0 of 1 found the following review helpful:
The Keys to the Kingdom May 16, 2008 When I first heard this album back in 1979, I was a senior in high school who knew a little about Parker and the Rumour. I was a convert right after I heard the whole album for the first time! The addition of the "Live Sparks" albums makes this one of the best collections.Well worth purchasing.
2 of 2 found the following review helpful:
Sparks create explosions Mar 22, 2008 This is both Graham Parker's best album and a high point of the late seventies. After three exceptional albums of pub-rock and northern R'n'B inflected rock that failed to detonate commercially, Parker took the Rumour and his new work to Arista Records and set out on what he knew was make or break. He'd already seen Elvis Costello make commercial inroads with some of the same concepts he'd been exploring back on Heat Treatment and Howlin' Wind, yet - according to the revealing liner notes - The Rumour was failing to catch fire on the new material until producer Jack Nitzsche told them to get serious and play the songs for what they were.

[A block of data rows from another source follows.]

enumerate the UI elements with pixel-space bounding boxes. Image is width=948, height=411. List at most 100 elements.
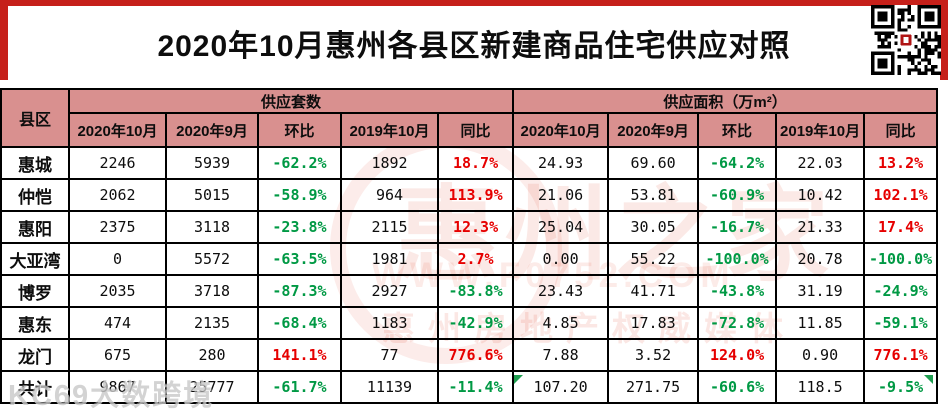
value-cell: 25.04 (512, 210, 610, 244)
pct-cell: 113.9% (436, 178, 515, 212)
value-cell: 41.71 (607, 274, 700, 308)
value-cell: 30.05 (607, 210, 700, 244)
pct-cell: -42.9% (436, 306, 515, 340)
value-cell: 964 (340, 178, 439, 212)
header-group-row: 县区 供应套数 供应面积（万m²） (0, 88, 939, 148)
table-row: 共计 9867 25777 -61.7% 11139 -11.4% 107.20 271.75… (0, 370, 939, 404)
value-cell: 9867 (68, 370, 167, 404)
col-units-yoy: 同比 (436, 112, 515, 148)
district-label: 惠城 (0, 146, 70, 180)
value-cell: 24.93 (512, 146, 610, 180)
value-cell: 22.03 (775, 146, 866, 180)
district-label: 惠阳 (0, 210, 70, 244)
value-cell: 2135 (165, 306, 259, 340)
value-cell: 31.19 (775, 274, 866, 308)
pct-cell: -87.3% (257, 274, 342, 308)
value-cell: 11139 (340, 370, 439, 404)
table-row: 大亚湾 0 5572 -63.5% 1981 2.7% 0.00 55.22 -100.0% 20… (0, 242, 939, 276)
pct-cell: -60.6% (697, 370, 778, 404)
district-label: 共计 (0, 370, 70, 404)
value-cell: 5572 (165, 242, 259, 276)
col-units-2019-10: 2019年10月 (340, 112, 439, 148)
value-cell: 3718 (165, 274, 259, 308)
col-units-2020-10: 2020年10月 (68, 112, 167, 148)
district-label: 龙门 (0, 338, 70, 372)
district-label: 惠东 (0, 306, 70, 340)
value-cell: 1183 (340, 306, 439, 340)
value-cell: 55.22 (607, 242, 700, 276)
value-cell: 0.00 (512, 242, 610, 276)
pct-cell: -100.0% (863, 242, 939, 276)
pct-cell: -58.9% (257, 178, 342, 212)
pct-cell: 17.4% (863, 210, 939, 244)
qr-code-icon (871, 5, 941, 75)
pct-cell: -100.0% (697, 242, 778, 276)
value-cell: 2115 (340, 210, 439, 244)
pct-cell: -9.5% (863, 370, 939, 404)
table-row: 惠东 474 2135 -68.4% 1183 -42.9% 4.85 17.83 -72.8%… (0, 306, 939, 340)
col-area-2020-09: 2020年9月 (607, 112, 700, 148)
value-cell: 4.85 (512, 306, 610, 340)
table-header: 县区 供应套数 供应面积（万m²） 2020年10月 2020年9月 环比 20… (0, 88, 939, 148)
pct-cell: -83.8% (436, 274, 515, 308)
district-label: 仲恺 (0, 178, 70, 212)
value-cell: 11.85 (775, 306, 866, 340)
value-cell: 2035 (68, 274, 167, 308)
value-cell: 2375 (68, 210, 167, 244)
pct-cell: -62.2% (257, 146, 342, 180)
cell-flag-icon (514, 375, 523, 384)
pct-cell: -68.4% (257, 306, 342, 340)
pct-cell: -72.8% (697, 306, 778, 340)
value-cell: 1981 (340, 242, 439, 276)
value-cell: 17.83 (607, 306, 700, 340)
value-cell: 474 (68, 306, 167, 340)
pct-cell: 124.0% (697, 338, 778, 372)
table-row: 惠城 2246 5939 -62.2% 1892 18.7% 24.93 69.60 -64.2… (0, 146, 939, 180)
value-cell: 21.33 (775, 210, 866, 244)
pct-cell: -16.7% (697, 210, 778, 244)
value-cell: 21.06 (512, 178, 610, 212)
pct-cell: -61.7% (257, 370, 342, 404)
table-body: 惠城 2246 5939 -62.2% 1892 18.7% 24.93 69.60 -64.2… (0, 146, 939, 404)
table-row: 仲恺 2062 5015 -58.9% 964 113.9% 21.06 53.81 -60.9… (0, 178, 939, 212)
pct-cell: 776.1% (863, 338, 939, 372)
district-label: 大亚湾 (0, 242, 70, 276)
value-cell: 271.75 (607, 370, 700, 404)
value-cell: 0.90 (775, 338, 866, 372)
pct-cell: -23.8% (257, 210, 342, 244)
value-cell: 5015 (165, 178, 259, 212)
value-cell: 53.81 (607, 178, 700, 212)
supply-comparison-table: 县区 供应套数 供应面积（万m²） 2020年10月 2020年9月 环比 20… (0, 88, 939, 404)
pct-cell: 776.6% (436, 338, 515, 372)
value-cell: 2246 (68, 146, 167, 180)
table-row: 惠阳 2375 3118 -23.8% 2115 12.3% 25.04 30.05 -16.7… (0, 210, 939, 244)
group-header-units: 供应套数 (67, 88, 515, 114)
col-area-mom: 环比 (697, 112, 778, 148)
pct-cell: 13.2% (863, 146, 939, 180)
pct-cell: -63.5% (257, 242, 342, 276)
table-row: 博罗 2035 3718 -87.3% 2927 -83.8% 23.43 41.71 -43.… (0, 274, 939, 308)
pct-cell: 18.7% (436, 146, 515, 180)
pct-cell: -43.8% (697, 274, 778, 308)
pct-cell: 102.1% (863, 178, 939, 212)
pct-cell: -64.2% (697, 146, 778, 180)
pct-cell: 12.3% (436, 210, 515, 244)
pct-cell: 141.1% (257, 338, 342, 372)
pct-cell: 2.7% (436, 242, 515, 276)
group-header-area: 供应面积（万m²） (512, 88, 939, 114)
title-box: 2020年10月惠州各县区新建商品住宅供应对照 (0, 0, 948, 80)
district-label: 博罗 (0, 274, 70, 308)
pct-cell: -11.4% (436, 370, 515, 404)
col-area-2019-10: 2019年10月 (775, 112, 866, 148)
value-cell: 0 (68, 242, 167, 276)
pct-cell: -24.9% (863, 274, 939, 308)
value-cell: 118.5 (775, 370, 866, 404)
value-cell: 20.78 (775, 242, 866, 276)
value-cell: 77 (340, 338, 439, 372)
value-cell: 107.20 (512, 370, 610, 404)
col-units-mom: 环比 (257, 112, 342, 148)
col-area-2020-10: 2020年10月 (512, 112, 610, 148)
table-row: 龙门 675 280 141.1% 77 776.6% 7.88 3.52 124.0% 0.90… (0, 338, 939, 372)
pct-cell: -60.9% (697, 178, 778, 212)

The result was an album of such brute force that Parker has yet to best it, and it became his breakthrough in the year of Armed Forces and Look Sharp!. Fed by genuine anger and the energy of the ascending New Wave, the songs on "Squeezing Out Sparks" burn everything from Hiroshima ("Discovering Japan"), the drug-infested bar scene and the wanna-be hipsters crawling through it ("Saturday Night Is Dead") to abortion in all its contradictory facets ("You Can't Be Too Strong").
Parker also courses with anger on this album. His disdain for his lack of perceived deserved success doubles as the fuel for such wounded love songs as "Passion Is No Ordinary Word" and "Nobody Hurts You." At one point, he gets so fed up that he longs for the aliens to just get him the heck offa this planet ("Waiting for The UFO's," or as Parker pronounced them "You-foes"). He and the Rumour coated all of these songs with spiky hooks and inventive playing (the twisted riffing on "Japan" in particular), making all of these songs sing-along ready. "Local Girls" even became something of a radio hit, one of the rare moments that radio embraced Parker's music.
The bonus delight comes with another of those moments. Adding the rare "Live Sparks" concert shows Parker and The Rumour on fire, barely venturing from the album arrangements. The extra two songs were live versions of his single "I Want You back/Mercury Poisoning" (which was available as a bonus 45 with the original LP). Remember about that anger? In "Mercury Poisoning," Parker takes an unsheathed shot at his former label, sneering "I've got a dinosaur for a representative; it's got a small brain and refuses to learn." It's a classic punk rock moment, on a par with the Pistol's "EMI."
Great stuff all around. While Graham Parker has made several more albums in the years following "Sparks" (recommended are The Real Macaw, Steady Nerves and the recent Don't Tell Columbus), he began to slowly mellow his music into an almost folk-rock articulacy. As a document of the kind of sea-change that occurred as the 80's kicked in, "Squeezing Out Sparks" is indispensable.